The declining balance method applies a fixed rate to the asset's declining book value each year. The rate used in this calculator is the exact geometric rate that reduces the book value from the acquisition cost to the salvage value over the useful life: rate = 1 - (salvage / cost)^(1/life). This is also called the "full declining balance" or "precise DB" method, as opposed to the double-declining balance (DDB) method which uses 2/life as the rate.
What is the sum-of-years-digits (SYD) method?
The SYD method allocates a decreasing fraction of the depreciable base each year. For a 5-year asset, the sum of digits is 5+4+3+2+1=15. In year 1, depreciation = 5/15 of the depreciable amount. In year 2, it is 4/15, and so on down to 1/15 in the final year. Like DB, it is an accelerated method that recognizes more depreciation early in the asset's life.
Which depreciation method is best for tax purposes in Korea?
Korean tax law (Corporate Tax Act, Article 26 and related enforcement decrees) specifies allowable depreciation methods by asset type. Tangible assets like machinery typically use the declining balance or straight-line method, while buildings must use straight-line. The allowed DB rate is typically specified in tax law rather than calculated geometrically. Always consult a tax professional for compliance.
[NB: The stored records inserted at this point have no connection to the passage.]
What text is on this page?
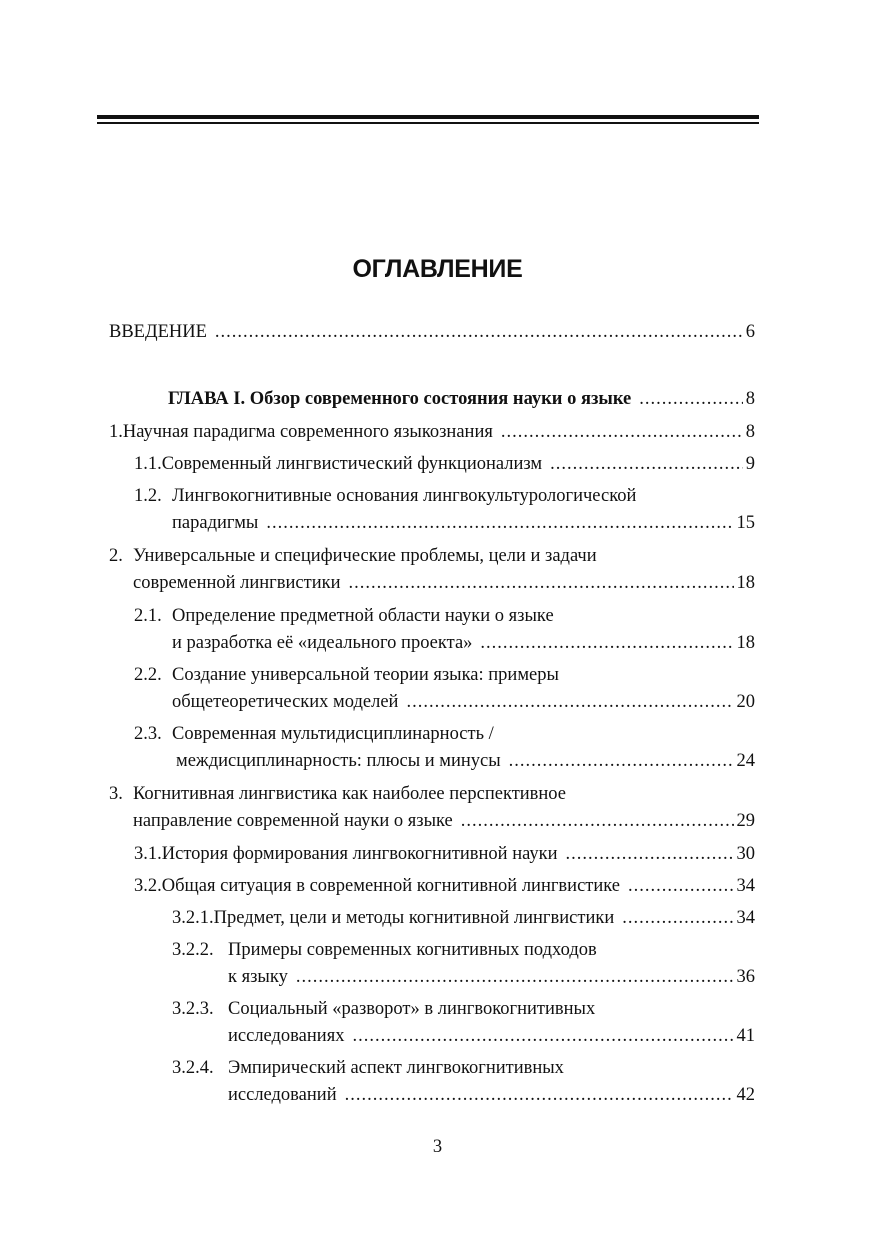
ОГЛАВЛЕНИЕ
ВВЕДЕНИЕ .....	6
ГЛАВА I. Обзор современного состояния науки о языке .....	8
1. Научная парадигма современного языкознания .....	8
1.1. Современный лингвистический функционализм .....	9
1.2. Лингвокогнитивные основания лингвокультурологической
парадигмы .....	15
2. Универсальные и специфические проблемы, цели и задачи
современной лингвистики .....	18
2.1. Определение предметной области науки о языке
и разработка её «идеального проекта» .....	18
2.2. Создание универсальной теории языка: примеры
общетеоретических моделей .....	20
2.3. Современная мультидисциплинарность /
междисциплинарность: плюсы и минусы .....	24
3. Когнитивная лингвистика как наиболее перспективное
направление современной науки о языке .....	29
3.1. История формирования лингвокогнитивной науки .....	30
3.2. Общая ситуация в современной когнитивной лингвистике .....	34
3.2.1. Предмет, цели и методы когнитивной лингвистики .....	34
3.2.2. Примеры современных когнитивных подходов
к языку .....	36
3.2.3. Социальный «разворот» в лингвокогнитивных
исследованиях .....	41
3.2.4. Эмпирический аспект лингвокогнитивных
исследований .....	42
3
Why do the total depreciation amounts differ slightly between methods?
Due to rounding in this calculator (each year's depreciation is rounded to the nearest integer), the total accumulated depreciation may differ slightly from the exact depreciable amount (cost minus salvage). The declining balance total may also differ slightly because the geometric rate is applied to a rounded book value each year. These small rounding differences are expected.
What is salvage value and how does it affect depreciation?
Salvage value (also called residual value) is the estimated value of the asset at the end of its useful life. The depreciable amount equals cost minus salvage value. A higher salvage value means less total depreciation. For the declining balance method in this calculator, the rate is set so the book value reaches exactly the salvage value at the end of the useful life.
What is the difference between book depreciation and tax depreciation?
Book depreciation is recorded in the financial statements according to accounting standards (IFRS, K-GAAP). Tax depreciation follows tax law, which may specify different methods, rates, or useful lives. The difference between book and tax depreciation creates deferred tax liabilities or assets on the balance sheet. This calculator computes standard book depreciation under three common accounting methods.